Timeouts need their own category
Timeouts are common in diagnostic APIs.
A target may be slow, a TLS handshake may hang, an origin may accept a connection but never respond, or a redirect chain may consume the probe budget.
That is different from validation failure and different from a policy block.
A timeout response should tell the caller that the probe did not complete within the allowed budget:
{
"success": false,
"error": {
"code": "PROBE_TIMEOUT",
"message": "The target did not respond before the diagnostic timeout.",
"timeoutMs": 10000
}
}This lets a CI job decide whether to mark the check as inconclusive, retry once, or fail the deployment. It lets a human understand that the tool ran out of time, not that the domain format was wrong.
In diagnostics, "unknown because the probe timed out" is a real state.
It should not be collapsed into "failed."
Rate limits should teach clients how to back off
Rate limiting is both protection and developer experience.
When a public API rejects a request because the caller exceeded a quota, the response should include a stable error code and retry information.
Headers are useful:
Retry-AfterX-RateLimit-LimitX-RateLimit-RemainingX-RateLimit-Reset
The JSON body should also be machine-readable:
{
"success": false,
"error": {
"code": "RATE_LIMITED",
"message": "Too many requests. Please retry later.",
"retryAfter": 42
}
}This matters for scripts and agents. A caller that sees RATE_LIMITED can wait. A caller that sees INVALID_TARGET should fix input. A caller that sees TARGET_NOT_ALLOWED should stop.
Different errors need different behavior.
Upstream failures should preserve evidence
Some diagnostic requests successfully run but discover that the target itself is unhealthy.
For example:
- DNS resolution fails
- the TCP connection is refused
- TLS hostname matching fails
- the HTTP response is
502 - the target returns a redirect loop
These cases are not necessarily API failures.

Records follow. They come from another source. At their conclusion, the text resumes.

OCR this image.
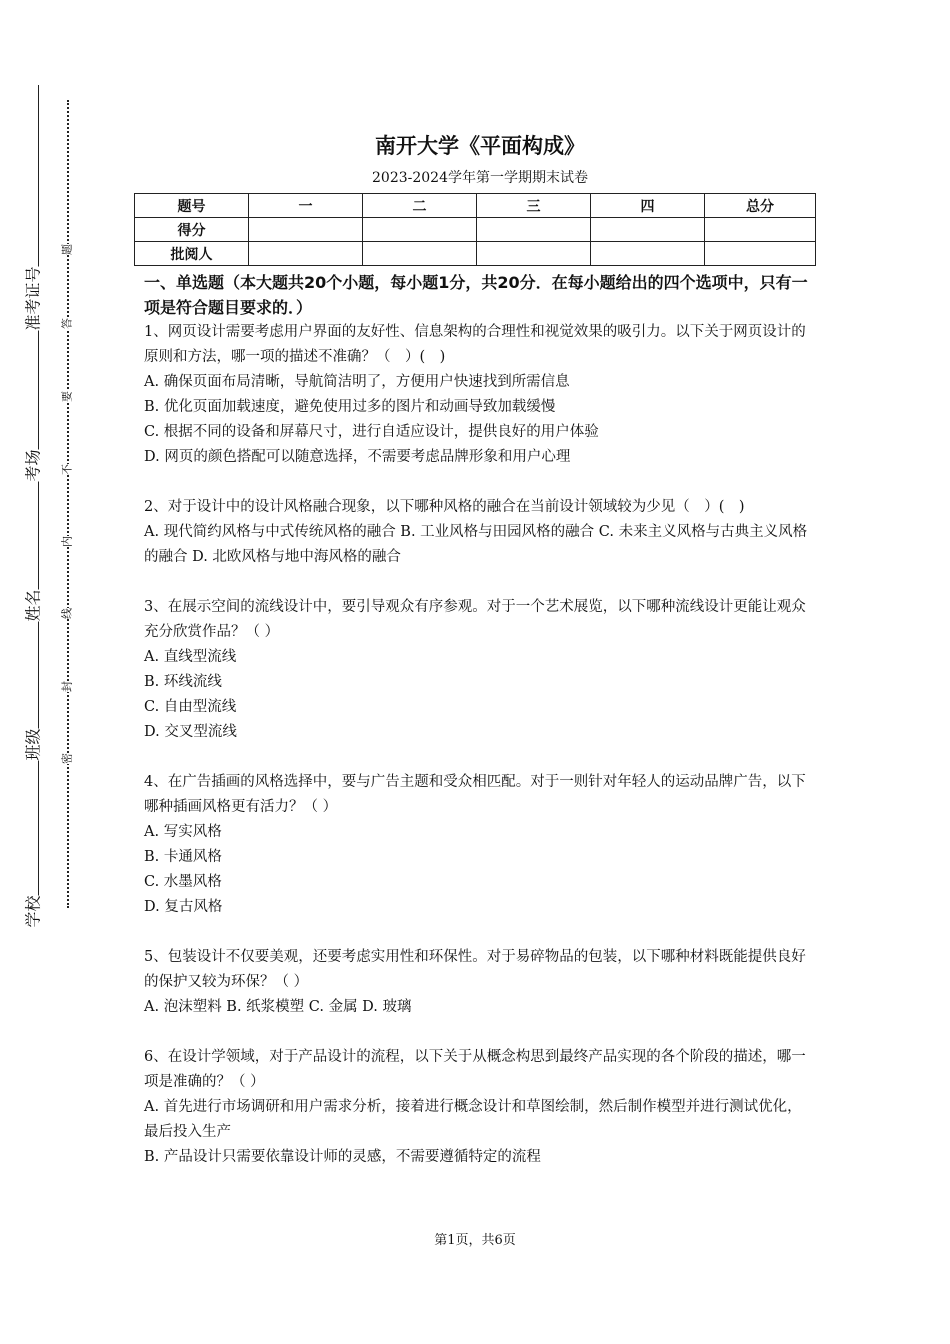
准考证号
考场
姓名
班级
学校
题
答
要
不
内
线
封
密
南开大学《平面构成》
2023-2024学年第一学期期末试卷
题号	一	二	三	四	总分
得分					
批阅人					
一、单选题（本大题共20个小题，每小题1分，共20分．在每小题给出的四个选项中，只有一项是符合题目要求的．）
1、网页设计需要考虑用户界面的友好性、信息架构的合理性和视觉效果的吸引力。以下关于网页设计的原则和方法，哪一项的描述不准确？（　）(　)
A. 确保页面布局清晰，导航简洁明了，方便用户快速找到所需信息
B. 优化页面加载速度，避免使用过多的图片和动画导致加载缓慢
C. 根据不同的设备和屏幕尺寸，进行自适应设计，提供良好的用户体验
D. 网页的颜色搭配可以随意选择，不需要考虑品牌形象和用户心理
2、对于设计中的设计风格融合现象，以下哪种风格的融合在当前设计领域较为少见（　）(　)
A. 现代简约风格与中式传统风格的融合 B. 工业风格与田园风格的融合 C. 未来主义风格与古典主义风格的融合 D. 北欧风格与地中海风格的融合
3、在展示空间的流线设计中，要引导观众有序参观。对于一个艺术展览，以下哪种流线设计更能让观众充分欣赏作品？（ ）
A. 直线型流线
B. 环线流线
C. 自由型流线
D. 交叉型流线
4、在广告插画的风格选择中，要与广告主题和受众相匹配。对于一则针对年轻人的运动品牌广告，以下哪种插画风格更有活力？（ ）
A. 写实风格
B. 卡通风格
C. 水墨风格
D. 复古风格
5、包装设计不仅要美观，还要考虑实用性和环保性。对于易碎物品的包装，以下哪种材料既能提供良好的保护又较为环保？（ ）
A. 泡沫塑料 B. 纸浆模塑 C. 金属 D. 玻璃
6、在设计学领域，对于产品设计的流程，以下关于从概念构思到最终产品实现的各个阶段的描述，哪一项是准确的？（ ）
A. 首先进行市场调研和用户需求分析，接着进行概念设计和草图绘制，然后制作模型并进行测试优化，最后投入生产
B. 产品设计只需要依靠设计师的灵感，不需要遵循特定的流程
第1页，共6页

They may be successful diagnostics with negative findings.
That suggests a different shape:
{
"success": true,
"status": "completed_with_findings",
"result": {
"target": "example.com",
"findings": [
{
"severity": "warning",
"code": "HTTP_5XX_OBSERVED",
"message": "The target returned a server error.",
"evidence": {
"statusCode": 502
}
}
]
}
}The API request succeeded. The website may not be healthy.

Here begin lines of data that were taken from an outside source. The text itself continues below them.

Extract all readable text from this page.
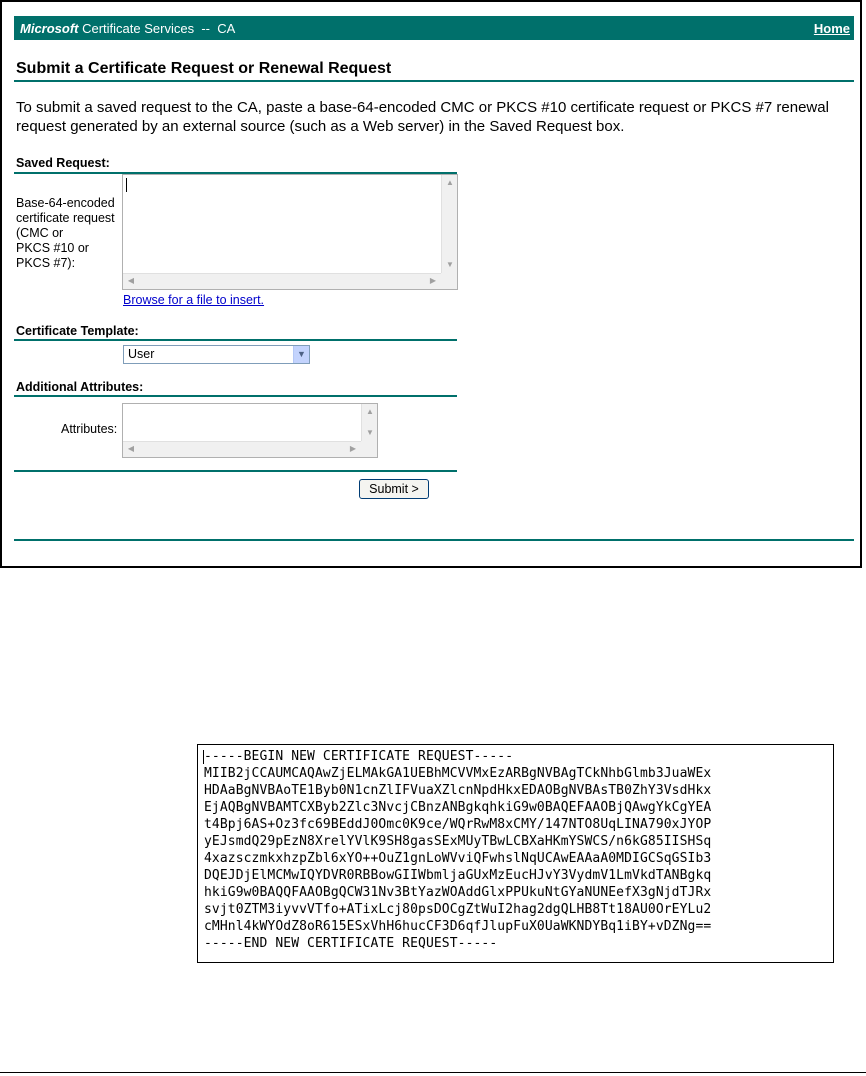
Microsoft Certificate Services  --  CA	Home
Submit a Certificate Request or Renewal Request
To submit a saved request to the CA, paste a base-64-encoded CMC or PKCS #10 certificate request or PKCS #7 renewal request generated by an external source (such as a Web server) in the Saved Request box.
Saved Request:
Base-64-encoded
certificate request
(CMC or
PKCS #10 or
PKCS #7):
▲
▼
◀	▶
Browse for a file to insert.
Certificate Template:
User	▼
Additional Attributes:
Attributes:
▲
▼
◀	▶
Submit >
-----BEGIN NEW CERTIFICATE REQUEST-----
MIIB2jCCAUMCAQAwZjELMAkGA1UEBhMCVVMxEzARBgNVBAgTCkNhbGlmb3JuaWEx
HDAaBgNVBAoTE1Byb0N1cnZlIFVuaXZlcnNpdHkxEDAOBgNVBAsTB0ZhY3VsdHkx
EjAQBgNVBAMTCXByb2Zlc3NvcjCBnzANBgkqhkiG9w0BAQEFAAOBjQAwgYkCgYEA
t4Bpj6AS+Oz3fc69BEddJ0Omc0K9ce/WQrRwM8xCMY/147NTO8UqLINA790xJYOP
yEJsmdQ29pEzN8XrelYVlK9SH8gasSExMUyTBwLCBXaHKmYSWCS/n6kG85IISHSq
4xazsczmkxhzpZbl6xYO++OuZ1gnLoWVviQFwhslNqUCAwEAAaA0MDIGCSqGSIb3
DQEJDjElMCMwIQYDVR0RBBowGIIWbmljaGUxMzEucHJvY3VydmV1LmVkdTANBgkq
hkiG9w0BAQQFAAOBgQCW31Nv3BtYazWOAddGlxPPUkuNtGYaNUNEefX3gNjdTJRx
svjt0ZTM3iyvvVTfo+ATixLcj80psDOCgZtWuI2hag2dgQLHB8Tt18AU0OrEYLu2
cMHnl4kWYOdZ8oR615ESxVhH6hucCF3D6qfJlupFuX0UaWKNDYBq1iBY+vDZNg==
-----END NEW CERTIFICATE REQUEST-----
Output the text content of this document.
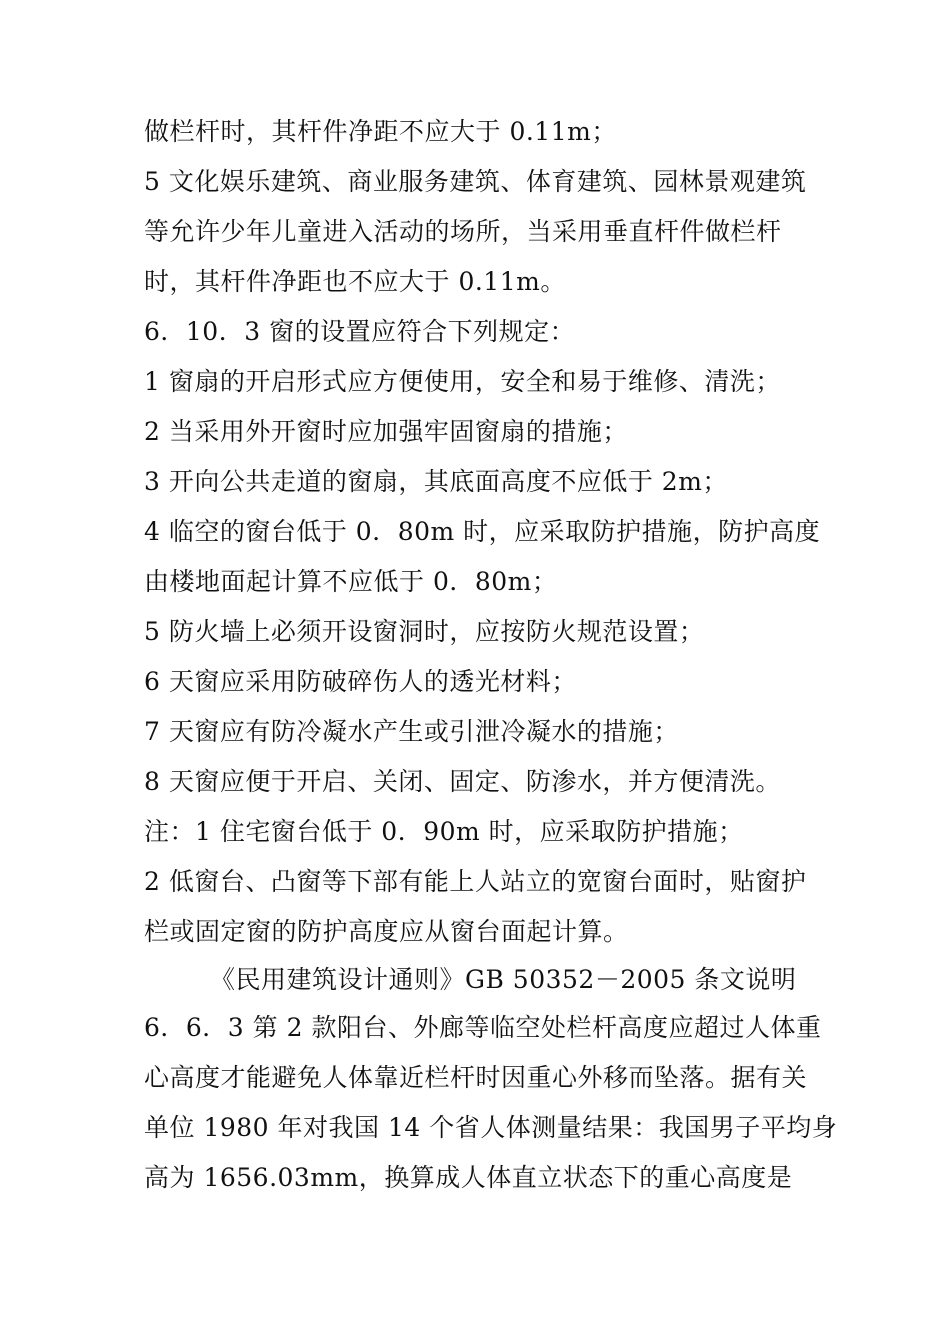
做栏杆时，其杆件净距不应大于 0.11m；
5 文化娱乐建筑、商业服务建筑、体育建筑、园林景观建筑
等允许少年儿童进入活动的场所，当采用垂直杆件做栏杆
时，其杆件净距也不应大于 0.11m。
6．10．3 窗的设置应符合下列规定：
1 窗扇的开启形式应方便使用，安全和易于维修、清洗；
2 当采用外开窗时应加强牢固窗扇的措施；
3 开向公共走道的窗扇，其底面高度不应低于 2m；
4 临空的窗台低于 0．80m 时，应采取防护措施，防护高度
由楼地面起计算不应低于 0．80m；
5 防火墙上必须开设窗洞时，应按防火规范设置；
6 天窗应采用防破碎伤人的透光材料；
7 天窗应有防冷凝水产生或引泄冷凝水的措施；
8 天窗应便于开启、关闭、固定、防渗水，并方便清洗。
注：1 住宅窗台低于 0．90m 时，应采取防护措施；
2 低窗台、凸窗等下部有能上人站立的宽窗台面时，贴窗护
栏或固定窗的防护高度应从窗台面起计算。
《民用建筑设计通则》GB 50352－2005 条文说明
6．6．3 第 2 款阳台、外廊等临空处栏杆高度应超过人体重
心高度才能避免人体靠近栏杆时因重心外移而坠落。据有关
单位 1980 年对我国 14 个省人体测量结果：我国男子平均身
高为 1656.03mm，换算成人体直立状态下的重心高度是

That distinction keeps automation honest. A monitoring script can say "the diagnostic completed and found a 502" instead of "the diagnostic API failed."
Errors should not leak internals
A good error contract is not a raw exception serializer.

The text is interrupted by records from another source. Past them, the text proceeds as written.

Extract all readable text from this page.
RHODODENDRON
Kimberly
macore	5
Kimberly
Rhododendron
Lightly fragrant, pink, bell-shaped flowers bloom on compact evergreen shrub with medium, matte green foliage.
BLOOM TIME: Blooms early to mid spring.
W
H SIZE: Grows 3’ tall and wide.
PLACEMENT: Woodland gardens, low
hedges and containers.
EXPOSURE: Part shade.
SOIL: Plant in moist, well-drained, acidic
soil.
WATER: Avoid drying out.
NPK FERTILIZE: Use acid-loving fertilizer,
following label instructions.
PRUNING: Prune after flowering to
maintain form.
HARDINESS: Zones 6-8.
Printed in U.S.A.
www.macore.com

Public responses should avoid:
- stack traces
- raw resolver paths
- private network addresses
- server hostnames
- secret names
- dependency-specific exception messages
- internal account or deployment identifiers
The public API can keep detailed logs privately, but the client-facing response should use stable, reviewed fields.
For public diagnostic tools, the goal is clarity without turning the API into a reconnaissance surface.
Test the contract at the route boundary
It is not enough to unit test helper functions.
The real contract is what the route returns: status code, headers, JSON envelope, stable error code, and whether expensive work was skipped when a request is invalid or blocked.
Route-level tests catch practical regressions:
- validation returns a consistent client error
- blocked SSRF targets do not run probes
- rate limits include
Retry-After - timeout errors do not become generic 500s
- expected upstream failures are represented as diagnostic findings when appropriate
For a public API, the wire response is the feature.
The OPC lesson
For a one-person product, a stable error contract is leverage.
It reduces support questions, makes scripts easier to write, gives AI agents safer branches, and prepares the product for future API keys or paid quotas without forcing a large platform rewrite.
The contract does not need to be huge.
It needs to be predictable:
- validate early
- reject unsafe targets explicitly
- separate timeouts from policy blocks
- teach rate-limited clients when to retry
- preserve diagnostic evidence when the probe completes
- keep private internals out of public responses
That is how a small public API becomes reliable enough for real automation.